Un, deux, trois, quatre hélicoptères bourdonnent dans le ciel de Tunis. L’armée veut protéger la ville. Il est 23 heures, ce 15 janvier, seconde nuit après la révolution. Elle devrait être traversée d’euphorie et résonner de chants : elle est hantée par la peur. Les milices sillonnent les banlieues de la capitale dans des voitures et des fourgonnettes pour semer la terreur. Ils cassent, ils pillent, ils veulent tuer. Ce sont les vaincus, les hommes de Ben Ali sans Ben Ali, prêts à tout pour que le rêve accouche d’un cauchemar et la liberté du chaos.
Toute la journée, dans les faubourgs, les Tunisiens se sont préparés à défendre leurs vies, leurs familles et leurs biens. On barricade les rues, on clôture les issues. La consigne donnée aux comités de quartier est d’éclairer les jardins pour qu’en cas d’agression, la police et l’armée arrivent immédiatement à la rescousse. La télévision diffuse les numéros à appeler d’urgence.
« C’est la mobilisation générale, résume un habitant du quartier de l’Ariana au téléphone – car on ne peut plus sortir depuis six heures du soir- les citoyens comprennent qu’ils doivent se protéger, protéger ce qu’ils ont gagné dans le sang, la nouvelle Tunisie que les ennemis, eux, veulent étouffer dans le sang !» La population est d’autant plus inquiète que des rumeurs d’attaques de prison avec libération de criminels dangereux ont couru. Il y a eu des mutineries effectivement, un terrible incendie à Monastir qui a fait 42 morts, des évasions de la prison de Bizerte et de Mornaguia. C’est la logique de la terre brûlée. Semer le poison du désordre pour que tout s’écroule, pour que le despote et son clan réfugiés dans les sables d’Arabie Saoudite pavoisent au cœur du naufrage : après nous, le déluge ! Ces tireurs ont reçu leur lot d’armes, de balles, de couteaux distribués par les chefs des services de sécurité de Ben Ali, avant de prendre la fuite. Certains de ces caïds- dont un général- ont été arrêtés à la frontière libyenne, à Ben Gardane.
Les désordres grondent en banlieue de Tunis mais aussi dans d’autres régions du pays. Orchestrés, synchronisés. A Médenine, dans le sud, un médecin a vu, la veille, des groupes de pilleurs, des Bédouins très pauvres, amenés par des flics en civil dans plusieurs véhicules pour saccager maisons et commerces. Autour de la capitale des affrontements ont eu lieu entre des éléments de la police, complices, et l’armée. Cette nuit, avenue Bourguiba, c’est le vide et les hélicos. L’espace qui s’étire entre « Big Ben », la curieuse horloge à l’anglaise qui ouvre l’avenue , et l’ambassade de France à l’autre bout, est complètement fermé.

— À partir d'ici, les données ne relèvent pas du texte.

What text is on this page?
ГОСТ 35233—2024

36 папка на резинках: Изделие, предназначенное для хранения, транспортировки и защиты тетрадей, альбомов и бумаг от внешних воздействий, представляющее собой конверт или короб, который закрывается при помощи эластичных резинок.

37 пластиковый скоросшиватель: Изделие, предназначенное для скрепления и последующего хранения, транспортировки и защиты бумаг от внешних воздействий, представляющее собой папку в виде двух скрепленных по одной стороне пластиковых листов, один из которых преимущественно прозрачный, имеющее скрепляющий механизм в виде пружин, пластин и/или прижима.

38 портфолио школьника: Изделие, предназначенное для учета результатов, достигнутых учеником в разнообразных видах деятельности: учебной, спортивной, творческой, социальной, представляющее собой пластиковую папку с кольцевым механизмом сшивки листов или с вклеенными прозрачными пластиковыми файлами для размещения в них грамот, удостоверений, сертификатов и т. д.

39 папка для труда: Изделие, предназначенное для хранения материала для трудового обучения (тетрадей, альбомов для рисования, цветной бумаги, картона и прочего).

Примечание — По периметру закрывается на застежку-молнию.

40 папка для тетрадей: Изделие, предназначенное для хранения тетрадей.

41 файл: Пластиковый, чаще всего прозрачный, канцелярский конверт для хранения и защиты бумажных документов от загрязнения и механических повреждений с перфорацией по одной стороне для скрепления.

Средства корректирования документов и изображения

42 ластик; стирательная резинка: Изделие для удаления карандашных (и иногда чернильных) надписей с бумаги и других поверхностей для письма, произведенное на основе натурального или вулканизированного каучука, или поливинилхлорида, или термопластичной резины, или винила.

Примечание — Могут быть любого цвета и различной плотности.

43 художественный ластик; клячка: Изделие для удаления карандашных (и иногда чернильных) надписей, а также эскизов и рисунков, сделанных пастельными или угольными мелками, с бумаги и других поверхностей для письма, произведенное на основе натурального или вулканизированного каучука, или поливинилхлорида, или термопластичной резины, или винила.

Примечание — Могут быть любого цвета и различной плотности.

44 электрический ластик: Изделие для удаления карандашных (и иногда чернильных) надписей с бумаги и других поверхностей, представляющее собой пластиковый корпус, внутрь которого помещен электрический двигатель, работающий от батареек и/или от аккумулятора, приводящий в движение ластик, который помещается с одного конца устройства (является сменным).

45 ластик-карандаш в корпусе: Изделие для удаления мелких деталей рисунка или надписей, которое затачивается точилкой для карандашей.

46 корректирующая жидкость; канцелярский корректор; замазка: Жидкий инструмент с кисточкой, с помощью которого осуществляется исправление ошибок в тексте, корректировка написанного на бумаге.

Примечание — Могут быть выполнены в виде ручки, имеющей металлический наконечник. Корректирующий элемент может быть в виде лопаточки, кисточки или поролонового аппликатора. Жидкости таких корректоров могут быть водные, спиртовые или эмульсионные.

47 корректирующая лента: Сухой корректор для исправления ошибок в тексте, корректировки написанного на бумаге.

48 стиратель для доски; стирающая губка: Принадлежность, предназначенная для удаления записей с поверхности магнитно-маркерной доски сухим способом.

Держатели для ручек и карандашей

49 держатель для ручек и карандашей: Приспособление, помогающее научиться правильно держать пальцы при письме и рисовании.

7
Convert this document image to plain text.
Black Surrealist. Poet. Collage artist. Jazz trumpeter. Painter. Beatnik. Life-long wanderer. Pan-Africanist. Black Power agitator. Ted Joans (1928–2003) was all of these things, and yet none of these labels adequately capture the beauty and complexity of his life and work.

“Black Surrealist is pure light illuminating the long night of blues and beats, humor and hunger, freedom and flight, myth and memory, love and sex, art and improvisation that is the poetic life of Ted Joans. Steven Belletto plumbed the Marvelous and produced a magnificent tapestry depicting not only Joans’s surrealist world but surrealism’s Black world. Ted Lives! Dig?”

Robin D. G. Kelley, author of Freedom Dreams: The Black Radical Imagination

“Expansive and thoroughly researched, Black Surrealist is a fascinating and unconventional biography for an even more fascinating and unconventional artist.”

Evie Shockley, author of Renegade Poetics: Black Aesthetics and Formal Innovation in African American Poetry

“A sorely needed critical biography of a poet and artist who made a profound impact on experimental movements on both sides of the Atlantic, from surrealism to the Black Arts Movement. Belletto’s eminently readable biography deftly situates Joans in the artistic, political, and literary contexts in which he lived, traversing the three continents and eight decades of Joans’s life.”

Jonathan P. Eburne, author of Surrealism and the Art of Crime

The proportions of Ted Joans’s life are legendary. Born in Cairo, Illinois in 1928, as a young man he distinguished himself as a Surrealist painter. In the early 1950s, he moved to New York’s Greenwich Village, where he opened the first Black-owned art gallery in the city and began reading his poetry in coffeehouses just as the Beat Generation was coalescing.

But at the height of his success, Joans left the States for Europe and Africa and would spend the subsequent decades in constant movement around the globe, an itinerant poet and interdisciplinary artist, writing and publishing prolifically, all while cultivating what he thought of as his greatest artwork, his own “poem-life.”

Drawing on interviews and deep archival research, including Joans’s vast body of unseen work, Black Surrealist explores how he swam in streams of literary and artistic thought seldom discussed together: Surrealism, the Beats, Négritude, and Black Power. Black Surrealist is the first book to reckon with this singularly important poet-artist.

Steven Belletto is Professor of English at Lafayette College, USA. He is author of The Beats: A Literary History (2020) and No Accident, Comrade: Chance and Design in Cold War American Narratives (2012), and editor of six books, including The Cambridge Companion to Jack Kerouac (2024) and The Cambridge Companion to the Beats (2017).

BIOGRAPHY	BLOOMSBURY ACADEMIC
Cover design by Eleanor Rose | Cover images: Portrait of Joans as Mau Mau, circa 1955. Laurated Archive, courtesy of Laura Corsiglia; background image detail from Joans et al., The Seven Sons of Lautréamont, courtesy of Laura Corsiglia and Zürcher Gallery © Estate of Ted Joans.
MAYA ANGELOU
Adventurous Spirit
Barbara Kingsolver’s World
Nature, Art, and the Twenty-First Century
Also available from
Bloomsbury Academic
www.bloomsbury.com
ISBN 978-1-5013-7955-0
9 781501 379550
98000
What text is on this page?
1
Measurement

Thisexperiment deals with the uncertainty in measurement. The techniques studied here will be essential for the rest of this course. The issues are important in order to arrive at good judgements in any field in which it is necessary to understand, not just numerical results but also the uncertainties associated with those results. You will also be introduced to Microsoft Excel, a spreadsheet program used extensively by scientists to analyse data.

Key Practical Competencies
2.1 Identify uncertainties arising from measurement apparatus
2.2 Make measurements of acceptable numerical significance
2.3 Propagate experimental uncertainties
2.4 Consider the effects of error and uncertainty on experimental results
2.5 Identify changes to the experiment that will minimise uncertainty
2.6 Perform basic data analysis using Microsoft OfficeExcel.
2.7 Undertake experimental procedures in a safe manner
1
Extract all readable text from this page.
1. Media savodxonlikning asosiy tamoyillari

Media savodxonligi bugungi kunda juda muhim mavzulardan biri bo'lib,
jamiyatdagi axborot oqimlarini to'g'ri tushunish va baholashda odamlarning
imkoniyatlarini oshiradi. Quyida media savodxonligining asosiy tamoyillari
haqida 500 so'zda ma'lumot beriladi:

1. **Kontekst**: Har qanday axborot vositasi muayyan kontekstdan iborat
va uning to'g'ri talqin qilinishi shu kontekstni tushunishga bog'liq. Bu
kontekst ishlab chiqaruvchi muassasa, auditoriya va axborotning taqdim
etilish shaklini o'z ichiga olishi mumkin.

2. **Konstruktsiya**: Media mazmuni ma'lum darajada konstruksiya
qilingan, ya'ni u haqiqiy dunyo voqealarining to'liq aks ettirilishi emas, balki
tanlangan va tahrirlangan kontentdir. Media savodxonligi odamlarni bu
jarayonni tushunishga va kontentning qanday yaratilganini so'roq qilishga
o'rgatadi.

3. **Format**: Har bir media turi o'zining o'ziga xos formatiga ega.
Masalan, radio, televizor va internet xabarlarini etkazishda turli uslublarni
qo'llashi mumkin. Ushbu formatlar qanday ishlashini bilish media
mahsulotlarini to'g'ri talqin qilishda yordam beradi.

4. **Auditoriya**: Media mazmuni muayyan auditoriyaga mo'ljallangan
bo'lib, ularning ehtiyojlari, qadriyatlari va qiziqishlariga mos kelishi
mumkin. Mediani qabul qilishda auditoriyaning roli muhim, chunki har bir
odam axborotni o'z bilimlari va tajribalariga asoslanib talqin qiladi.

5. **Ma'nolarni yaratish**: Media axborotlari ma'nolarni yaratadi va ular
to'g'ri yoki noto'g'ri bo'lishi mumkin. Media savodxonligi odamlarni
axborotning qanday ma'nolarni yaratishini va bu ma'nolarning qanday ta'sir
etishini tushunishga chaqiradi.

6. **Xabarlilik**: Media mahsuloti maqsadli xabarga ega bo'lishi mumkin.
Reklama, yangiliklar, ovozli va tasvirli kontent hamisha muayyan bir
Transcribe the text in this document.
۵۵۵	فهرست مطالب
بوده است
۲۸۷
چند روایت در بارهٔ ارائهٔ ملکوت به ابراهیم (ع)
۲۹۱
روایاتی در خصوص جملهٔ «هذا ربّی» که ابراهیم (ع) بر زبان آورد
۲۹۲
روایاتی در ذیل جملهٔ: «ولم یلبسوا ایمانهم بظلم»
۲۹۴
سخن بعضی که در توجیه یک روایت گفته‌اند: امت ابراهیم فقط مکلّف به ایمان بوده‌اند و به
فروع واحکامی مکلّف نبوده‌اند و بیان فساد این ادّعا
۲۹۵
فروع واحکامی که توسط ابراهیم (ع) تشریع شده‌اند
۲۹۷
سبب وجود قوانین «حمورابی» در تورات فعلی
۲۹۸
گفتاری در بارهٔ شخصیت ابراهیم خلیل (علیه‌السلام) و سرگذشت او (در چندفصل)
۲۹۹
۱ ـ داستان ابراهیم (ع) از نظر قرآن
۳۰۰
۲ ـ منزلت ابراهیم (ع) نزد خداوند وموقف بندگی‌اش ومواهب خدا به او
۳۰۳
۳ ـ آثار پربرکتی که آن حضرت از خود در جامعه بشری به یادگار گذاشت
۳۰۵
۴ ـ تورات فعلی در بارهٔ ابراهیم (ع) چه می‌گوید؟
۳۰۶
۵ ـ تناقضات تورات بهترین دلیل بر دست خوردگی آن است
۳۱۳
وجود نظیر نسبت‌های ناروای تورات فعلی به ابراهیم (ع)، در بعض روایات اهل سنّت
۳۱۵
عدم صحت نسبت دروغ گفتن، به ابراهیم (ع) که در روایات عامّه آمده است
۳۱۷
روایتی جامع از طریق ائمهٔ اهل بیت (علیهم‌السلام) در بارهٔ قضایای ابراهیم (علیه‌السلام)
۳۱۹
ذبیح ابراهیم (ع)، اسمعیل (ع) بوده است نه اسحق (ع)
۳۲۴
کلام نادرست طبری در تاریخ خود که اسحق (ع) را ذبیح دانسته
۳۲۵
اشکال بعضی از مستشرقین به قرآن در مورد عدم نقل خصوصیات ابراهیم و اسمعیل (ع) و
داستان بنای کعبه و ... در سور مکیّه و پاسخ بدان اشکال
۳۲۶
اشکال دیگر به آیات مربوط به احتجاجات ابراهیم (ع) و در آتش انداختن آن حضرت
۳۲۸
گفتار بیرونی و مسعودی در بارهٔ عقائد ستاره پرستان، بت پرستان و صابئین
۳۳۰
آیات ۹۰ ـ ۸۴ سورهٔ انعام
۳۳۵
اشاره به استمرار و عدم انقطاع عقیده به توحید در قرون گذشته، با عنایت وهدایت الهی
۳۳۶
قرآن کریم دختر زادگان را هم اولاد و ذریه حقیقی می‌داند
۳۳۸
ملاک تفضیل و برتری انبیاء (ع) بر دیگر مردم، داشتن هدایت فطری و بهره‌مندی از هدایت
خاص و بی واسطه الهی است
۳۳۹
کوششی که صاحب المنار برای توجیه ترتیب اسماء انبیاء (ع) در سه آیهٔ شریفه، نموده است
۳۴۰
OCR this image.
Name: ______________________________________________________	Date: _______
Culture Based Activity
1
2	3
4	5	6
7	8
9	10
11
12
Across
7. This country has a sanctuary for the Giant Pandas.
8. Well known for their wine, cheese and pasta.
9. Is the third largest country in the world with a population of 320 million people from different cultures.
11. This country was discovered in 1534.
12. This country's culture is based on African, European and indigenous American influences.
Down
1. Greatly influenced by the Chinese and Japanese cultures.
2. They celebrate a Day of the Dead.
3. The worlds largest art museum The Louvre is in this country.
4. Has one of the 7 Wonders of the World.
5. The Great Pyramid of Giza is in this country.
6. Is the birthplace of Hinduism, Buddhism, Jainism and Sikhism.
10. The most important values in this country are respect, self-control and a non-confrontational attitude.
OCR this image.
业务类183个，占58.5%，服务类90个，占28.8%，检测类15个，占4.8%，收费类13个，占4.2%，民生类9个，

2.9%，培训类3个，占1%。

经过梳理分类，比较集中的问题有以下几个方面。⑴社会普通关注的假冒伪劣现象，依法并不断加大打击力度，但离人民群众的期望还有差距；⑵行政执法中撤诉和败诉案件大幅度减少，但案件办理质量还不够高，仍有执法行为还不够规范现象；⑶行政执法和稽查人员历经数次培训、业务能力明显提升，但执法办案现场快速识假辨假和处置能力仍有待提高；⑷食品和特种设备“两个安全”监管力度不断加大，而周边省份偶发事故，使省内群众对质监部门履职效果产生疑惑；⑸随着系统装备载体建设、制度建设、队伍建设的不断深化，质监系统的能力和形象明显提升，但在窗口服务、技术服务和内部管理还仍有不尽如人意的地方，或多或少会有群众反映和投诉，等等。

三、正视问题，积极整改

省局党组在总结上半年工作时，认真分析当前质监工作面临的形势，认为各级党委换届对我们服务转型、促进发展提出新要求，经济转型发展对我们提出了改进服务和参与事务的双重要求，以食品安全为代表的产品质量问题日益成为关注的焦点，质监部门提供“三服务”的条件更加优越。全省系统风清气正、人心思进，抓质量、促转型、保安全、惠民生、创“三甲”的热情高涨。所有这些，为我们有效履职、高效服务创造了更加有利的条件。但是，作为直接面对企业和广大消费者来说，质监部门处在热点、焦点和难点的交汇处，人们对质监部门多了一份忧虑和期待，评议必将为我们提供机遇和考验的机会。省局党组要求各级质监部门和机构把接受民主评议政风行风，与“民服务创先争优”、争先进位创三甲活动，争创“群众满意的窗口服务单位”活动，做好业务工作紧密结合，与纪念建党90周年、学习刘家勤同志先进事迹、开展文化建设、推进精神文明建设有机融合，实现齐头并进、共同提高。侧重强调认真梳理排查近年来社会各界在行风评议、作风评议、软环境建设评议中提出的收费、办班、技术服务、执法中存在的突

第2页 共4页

Mais on se demande ce qui se passe dans le lointain, vers le nord et l’ouest. On attend le matin comme tous les Tunisiens en se jetant sur les sites qu’avait interdit « Ammar », la figure de la censure Ben Ali, et qui ont été immédiatement accessibles au soir du 13 janvier. Et on essaie de s’endormir sans se faire peur, en évitant de compter toutes les défaites qui cernent dans l’ombre l’extraordinaire victoire du jasmin.